Полковника Смолянинова мало интересовали эти профессиональные премудрости. Его беспокоило другое.
– А еще? Он вам показал еще какие-нибудь книги?
– Нет, я только мельком видел содержимое шкафа. Это, конечно, не образцы каролингского минускула, но издания почтеннейшие. До таких книг и дотрагиваться – то боязно. Они должны храниться в специальных сейфах, где поддерживается постоянная влажность и температура. Их обычно обслуживает целый штат специалистов. Это же национальное достояние! И вдруг эти уникумы в обыкновенной квартире, в обыкновенном шкафу, не известно, в чьих руках! Можете понять мое тогдашнее состояние? Я на какое-то время даже забыл, где нахожусь, как сюда попал. Глядел и не мог глаз отвести. Хозяин меня спросил, настоящая ли эта «Псалтырь», не подделка ли. Я удивился. Неужели он не знает, что у него хранится? Но я не подал вида, ответил, что, по-моему, книга настоящая, но окончательно может решить только специальная проверка. Он молча убрал книгу обратно в шкаф. Вот и все. – Ревзин потер лоб, будто пытаясь разгладить морщины. – Хотя нет. Мужчина протянул мне деньги. Сказал, что это – мой гонорар. Сто американских долларов. Я отказался. Тогда он сунул купюру в карман моего пальто. Вот она. – Старик достал ассигнацию и положил на стол перед Смоляниновым.
После того, как вышел сотрудник, оформивший сдачу денег, полковник спросил:
– Что же было потом, Григорий Иосифович?
– Вошли те же люди, что привезли меня, в подъезде закрыли мне глаза шапкой и опять повели к машине. Отпустили около моего дома. Фавник так и ждал меня, привязанный к ручке двери подъезда.
– В котором часу вы вернулись домой, не помните?
– Около одиннадцати, наверное. Точнее не могу сказать, я был слишком взволнован, чтобы обратить на это внимание.
– Постарайтесь вспомнить, что за машина, в которой вас везли? В какую сторону от подъезда вы поехали? Как выглядели ваши спутники?
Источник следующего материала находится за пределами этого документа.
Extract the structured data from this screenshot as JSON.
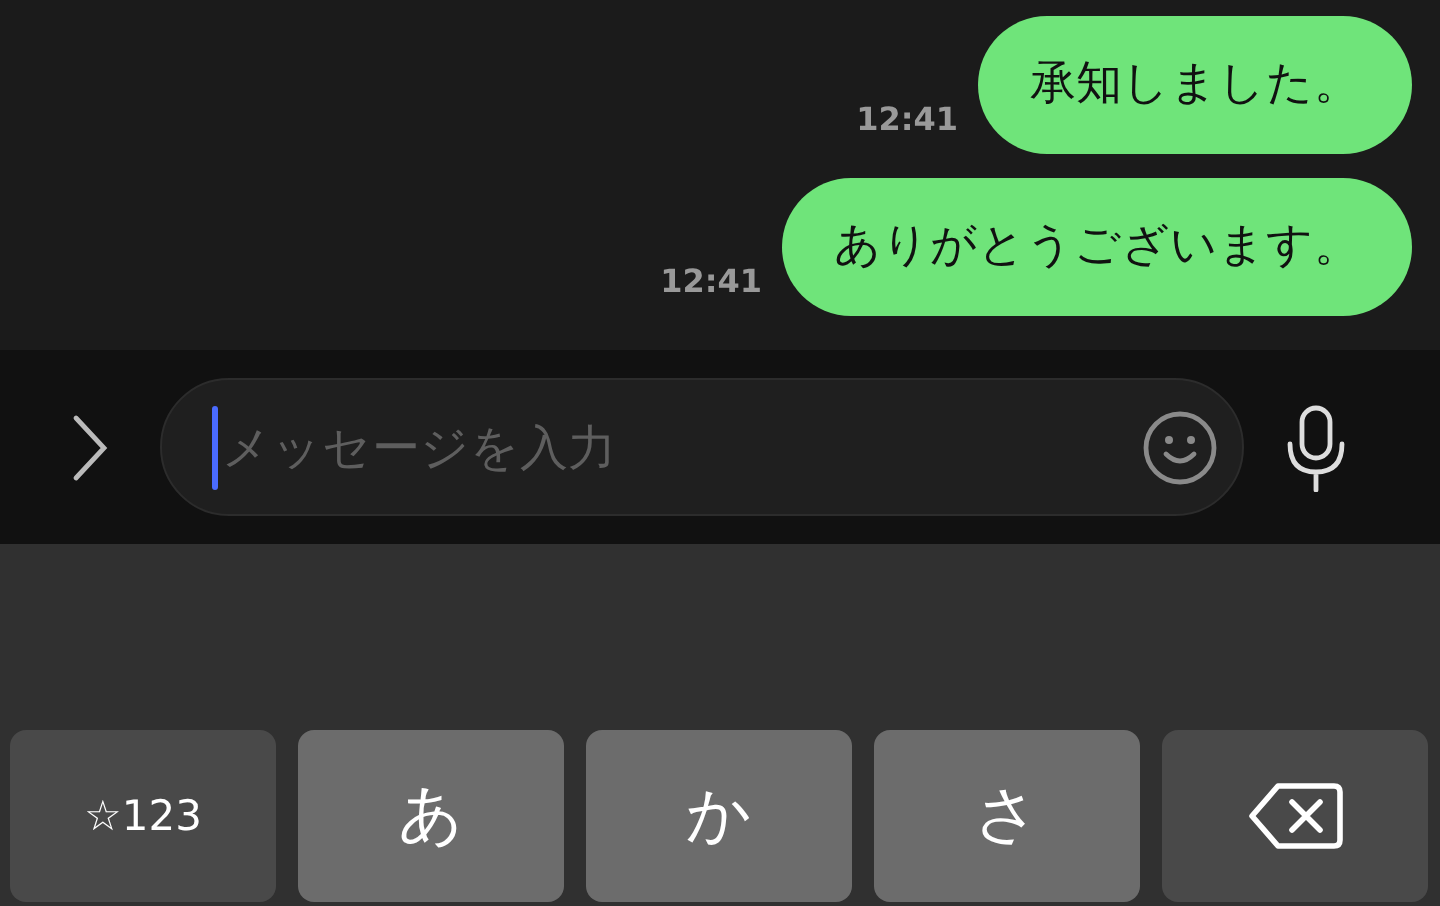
{
  "messages": [
    {
      "text": "承知しました。",
      "time": "12:41"
    },
    {
      "text": "ありがとうございます。",
      "time": "12:41"
    }
  ],
  "composer": {
    "placeholder": "メッセージを入力"
  },
  "keyboard": {
    "keys": [
      {
        "kind": "function",
        "label": "☆123"
      },
      {
        "kind": "letter",
        "label": "あ"
      },
      {
        "kind": "letter",
        "label": "か"
      },
      {
        "kind": "letter",
        "label": "さ"
      },
      {
        "kind": "backspace"
      }
    ]
  }
}
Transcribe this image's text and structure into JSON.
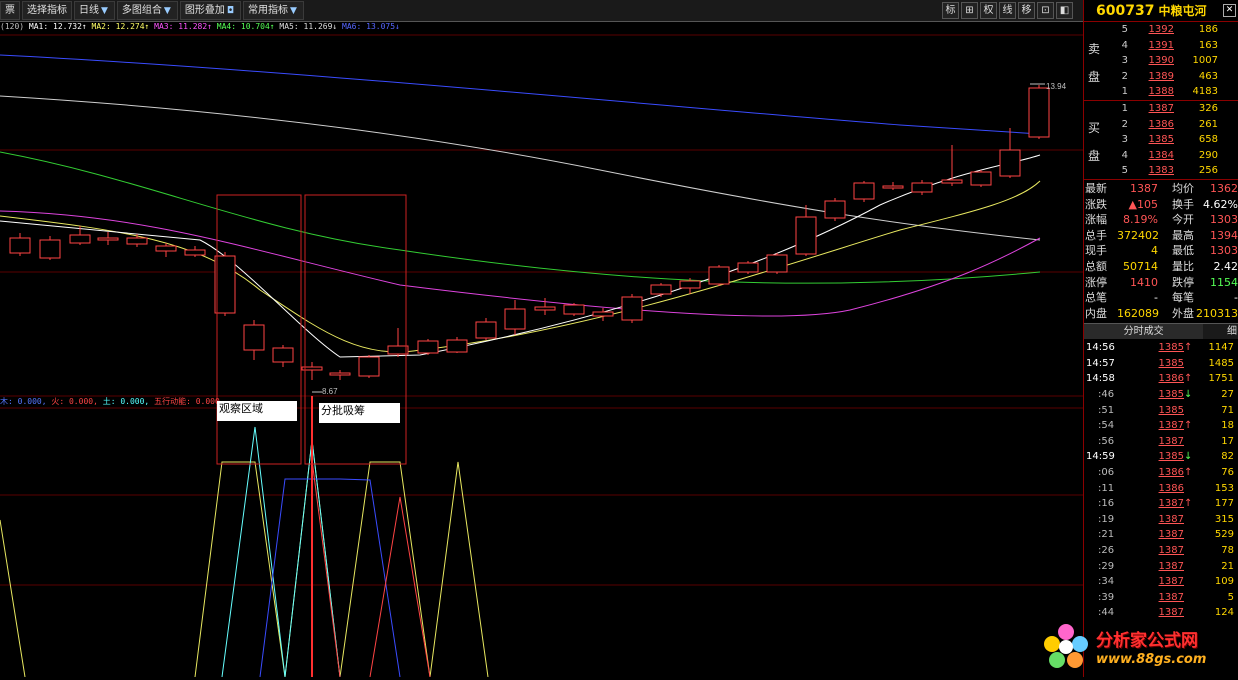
{
  "toolbar": {
    "items": [
      "票",
      "选择指标",
      "日线",
      "多图组合",
      "图形叠加",
      "常用指标"
    ],
    "right_buttons": [
      "标",
      "⊞",
      "权",
      "线",
      "移",
      "⊡",
      "◧"
    ]
  },
  "ma_legend": [
    {
      "text": "(120)",
      "color": "#c0c0c0"
    },
    {
      "text": "MA1: 12.732↑",
      "color": "#ffffff"
    },
    {
      "text": "MA2: 12.274↑",
      "color": "#ffff66"
    },
    {
      "text": "MA3: 11.282↑",
      "color": "#ff55ff"
    },
    {
      "text": "MA4: 10.704↑",
      "color": "#55ff55"
    },
    {
      "text": "MA5: 11.269↓",
      "color": "#dddddd"
    },
    {
      "text": "MA6: 13.075↓",
      "color": "#5566ff"
    }
  ],
  "indicator_legend": [
    {
      "text": "木: 0.000,",
      "color": "#5577ff"
    },
    {
      "text": "火: 0.000,",
      "color": "#ff4444"
    },
    {
      "text": "土: 0.000,",
      "color": "#55ffff"
    },
    {
      "text": "五行动能: 0.000",
      "color": "#ff4444"
    }
  ],
  "annotations": {
    "observe_label": "观察区域",
    "accumulate_label": "分批吸筹",
    "high_label": "13.94",
    "low_label": "8.67"
  },
  "stock": {
    "code": "600737",
    "name": "中粮屯河"
  },
  "orderbook": {
    "sell_label": [
      "卖",
      "盘"
    ],
    "buy_label": [
      "买",
      "盘"
    ],
    "sell": [
      {
        "level": "5",
        "price": "1392",
        "vol": "186"
      },
      {
        "level": "4",
        "price": "1391",
        "vol": "163"
      },
      {
        "level": "3",
        "price": "1390",
        "vol": "1007"
      },
      {
        "level": "2",
        "price": "1389",
        "vol": "463"
      },
      {
        "level": "1",
        "price": "1388",
        "vol": "4183"
      }
    ],
    "buy": [
      {
        "level": "1",
        "price": "1387",
        "vol": "326"
      },
      {
        "level": "2",
        "price": "1386",
        "vol": "261"
      },
      {
        "level": "3",
        "price": "1385",
        "vol": "658"
      },
      {
        "level": "4",
        "price": "1384",
        "vol": "290"
      },
      {
        "level": "5",
        "price": "1383",
        "vol": "256"
      }
    ]
  },
  "stats": [
    {
      "l1": "最新",
      "v1": "1387",
      "c1": "red",
      "l2": "均价",
      "v2": "1362",
      "c2": "red"
    },
    {
      "l1": "涨跌",
      "v1": "▲105",
      "c1": "red",
      "l2": "换手",
      "v2": "4.62%",
      "c2": "wht"
    },
    {
      "l1": "涨幅",
      "v1": "8.19%",
      "c1": "red",
      "l2": "今开",
      "v2": "1303",
      "c2": "red"
    },
    {
      "l1": "总手",
      "v1": "372402",
      "c1": "yel",
      "l2": "最高",
      "v2": "1394",
      "c2": "red"
    },
    {
      "l1": "现手",
      "v1": "4",
      "c1": "yel",
      "l2": "最低",
      "v2": "1303",
      "c2": "red"
    },
    {
      "l1": "总额",
      "v1": "50714",
      "c1": "yel",
      "l2": "量比",
      "v2": "2.42",
      "c2": "wht"
    },
    {
      "l1": "涨停",
      "v1": "1410",
      "c1": "red",
      "l2": "跌停",
      "v2": "1154",
      "c2": "grn"
    },
    {
      "l1": "总笔",
      "v1": "-",
      "c1": "wht",
      "l2": "每笔",
      "v2": "-",
      "c2": "wht"
    },
    {
      "l1": "内盘",
      "v1": "162089",
      "c1": "yel",
      "l2": "外盘",
      "v2": "210313",
      "c2": "yel"
    }
  ],
  "trade_tabs": {
    "main": "分时成交",
    "side": "细"
  },
  "trades": [
    {
      "t": "14:56",
      "sub": false,
      "p": "1385",
      "a": "↑",
      "ac": "red",
      "v": "1147"
    },
    {
      "t": "14:57",
      "sub": false,
      "p": "1385",
      "a": "",
      "ac": "",
      "v": "1485"
    },
    {
      "t": "14:58",
      "sub": false,
      "p": "1386",
      "a": "↑",
      "ac": "red",
      "v": "1751"
    },
    {
      "t": ":46",
      "sub": true,
      "p": "1385",
      "a": "↓",
      "ac": "grn",
      "v": "27"
    },
    {
      "t": ":51",
      "sub": true,
      "p": "1385",
      "a": "",
      "ac": "",
      "v": "71"
    },
    {
      "t": ":54",
      "sub": true,
      "p": "1387",
      "a": "↑",
      "ac": "red",
      "v": "18"
    },
    {
      "t": ":56",
      "sub": true,
      "p": "1387",
      "a": "",
      "ac": "",
      "v": "17"
    },
    {
      "t": "14:59",
      "sub": false,
      "p": "1385",
      "a": "↓",
      "ac": "grn",
      "v": "82"
    },
    {
      "t": ":06",
      "sub": true,
      "p": "1386",
      "a": "↑",
      "ac": "red",
      "v": "76"
    },
    {
      "t": ":11",
      "sub": true,
      "p": "1386",
      "a": "",
      "ac": "",
      "v": "153"
    },
    {
      "t": ":16",
      "sub": true,
      "p": "1387",
      "a": "↑",
      "ac": "red",
      "v": "177"
    },
    {
      "t": ":19",
      "sub": true,
      "p": "1387",
      "a": "",
      "ac": "",
      "v": "315"
    },
    {
      "t": ":21",
      "sub": true,
      "p": "1387",
      "a": "",
      "ac": "",
      "v": "529"
    },
    {
      "t": ":26",
      "sub": true,
      "p": "1387",
      "a": "",
      "ac": "",
      "v": "78"
    },
    {
      "t": ":29",
      "sub": true,
      "p": "1387",
      "a": "",
      "ac": "",
      "v": "21"
    },
    {
      "t": ":34",
      "sub": true,
      "p": "1387",
      "a": "",
      "ac": "",
      "v": "109"
    },
    {
      "t": ":39",
      "sub": true,
      "p": "1387",
      "a": "",
      "ac": "",
      "v": "5"
    },
    {
      "t": ":44",
      "sub": true,
      "p": "1387",
      "a": "",
      "ac": "",
      "v": "124"
    }
  ],
  "watermark": {
    "line1": "分析家公式网",
    "line2": "www.88gs.com"
  }
}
Может, что-нибудь еще произошло по дороге или в той квартире?
– Если бы я еще что-нибудь запомнил… Ведь я готовился к этому разговору, – проворчал старик. – Разве что машина. Синяя и, по-моему, иностранная.
– Почему вы так решили?
Ревзин недоуменно посмотрел на полковника, задумался. Он и сам, видимо, не знал, отчего ему пришла в голову такая мысль.
– Не знаю. Возможно, ехали очень плавно… У нас в мастерской был «Жигули», меня иногда раньше подвозили до дома. В них так трясло. А здесь словно плыли, а не ехали. И двигатель не тарахтел.
– А на голоса вы не обратили внимания? Может, кто-то из них заикался, картавил, шепелявил?
– Я же говорю, они ни слова не произнесли. Хотя нет. Как же я забыл? Когда выходили из машины у моего дома, один из них тихо сказал: «Если кому стукнешь, в могиле найдем».
– Если услышите этот голос, сможете опознать?
– Вряд ли. Для меня важнее не то, как сказали, а что сказали. В моем положении это, согласитесь, большая разница. – Ревзин уже чувствовал себя совсем раскованно: никто не лез к нему в душу, не теребил многолетнюю ноющую рану. Значит, его письму, в котором он чистосердечно во всем раскаялся, поверили и решили не ворошить прошлого.